I am on a SLURM cluster and want to run the following multiprocess. The tasks are totally parallelizable but it seems they're still occurring serially.
Code is:
#load data (this is a df of files that need to be processed)
left = loadData()
processes = []
#split the list of files in 22 groups based on column chrom
for i in range(1,23):
left_chrom = left[left['chrom'] == i]
#Pass each DF of files to multiprocessing (note this function calls a subprocess to process the file)

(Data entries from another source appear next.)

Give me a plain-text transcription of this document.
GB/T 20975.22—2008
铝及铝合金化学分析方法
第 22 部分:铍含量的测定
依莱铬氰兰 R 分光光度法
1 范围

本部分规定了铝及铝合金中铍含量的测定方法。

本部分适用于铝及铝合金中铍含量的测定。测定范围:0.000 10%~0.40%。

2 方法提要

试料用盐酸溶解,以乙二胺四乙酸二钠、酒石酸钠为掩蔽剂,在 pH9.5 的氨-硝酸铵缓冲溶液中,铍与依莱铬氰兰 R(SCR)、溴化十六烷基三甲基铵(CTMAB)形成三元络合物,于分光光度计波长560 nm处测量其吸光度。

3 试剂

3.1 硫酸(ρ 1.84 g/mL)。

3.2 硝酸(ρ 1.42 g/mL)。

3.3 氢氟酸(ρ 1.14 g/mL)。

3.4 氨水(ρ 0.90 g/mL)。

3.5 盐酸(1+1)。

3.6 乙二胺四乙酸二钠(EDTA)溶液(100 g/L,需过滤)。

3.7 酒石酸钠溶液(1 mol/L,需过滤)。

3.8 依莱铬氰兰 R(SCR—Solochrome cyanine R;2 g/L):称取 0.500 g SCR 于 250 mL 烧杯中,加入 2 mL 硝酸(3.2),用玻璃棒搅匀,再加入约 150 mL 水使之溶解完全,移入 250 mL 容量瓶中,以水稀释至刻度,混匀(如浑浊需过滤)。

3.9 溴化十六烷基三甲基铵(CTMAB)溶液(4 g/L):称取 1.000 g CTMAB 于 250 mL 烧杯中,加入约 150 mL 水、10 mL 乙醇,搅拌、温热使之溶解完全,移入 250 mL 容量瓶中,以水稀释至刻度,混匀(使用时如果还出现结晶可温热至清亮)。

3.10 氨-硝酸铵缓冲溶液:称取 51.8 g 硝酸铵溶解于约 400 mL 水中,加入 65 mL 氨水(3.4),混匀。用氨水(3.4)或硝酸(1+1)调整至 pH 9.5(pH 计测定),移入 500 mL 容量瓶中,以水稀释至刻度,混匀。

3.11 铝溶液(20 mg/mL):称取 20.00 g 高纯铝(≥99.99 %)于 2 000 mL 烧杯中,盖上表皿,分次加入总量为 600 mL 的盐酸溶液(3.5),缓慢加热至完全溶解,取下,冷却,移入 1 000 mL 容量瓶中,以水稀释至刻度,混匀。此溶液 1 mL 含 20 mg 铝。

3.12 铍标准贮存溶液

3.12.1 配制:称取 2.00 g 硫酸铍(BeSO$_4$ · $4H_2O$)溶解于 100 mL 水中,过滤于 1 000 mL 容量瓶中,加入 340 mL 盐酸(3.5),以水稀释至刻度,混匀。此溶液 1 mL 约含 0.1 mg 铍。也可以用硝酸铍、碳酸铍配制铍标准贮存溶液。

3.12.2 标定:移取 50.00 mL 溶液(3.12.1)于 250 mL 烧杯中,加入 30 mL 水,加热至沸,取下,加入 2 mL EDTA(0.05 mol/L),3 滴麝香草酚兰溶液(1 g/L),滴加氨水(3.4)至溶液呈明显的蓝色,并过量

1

p_ins = multiprocessing.Process(target=ViewVCFConvert, args = (left_chrom,))
processes.append(p_ins)
p_ins.start()
for process in processes:
process.join()
My slurm settings are:
#!/bin/bash
#SBATCH --job-name=VCF
#SBATCH --partition=abc
#SBATCH --nodes=1
#SBATCH --cpus-per-task=22
#SBATCH --mem=1G
#SBATCH --time=10:00:00
However when I run this, the files are processed serially. I have checked this by adding a print function to show when a file is processed. I would expect the output of those print statements to be like:
file1, chrom=2
file4, chrom=5
file3, chrom=8
Instead the output I get is:
file1, chrom=4
file2, chrom=4
file3, chrom=4
This implies the files are being processed in order (although multiprocessing is doing something as it does not always start with chrom=1 as in a normal for loop).
for process in processes:out of the loop.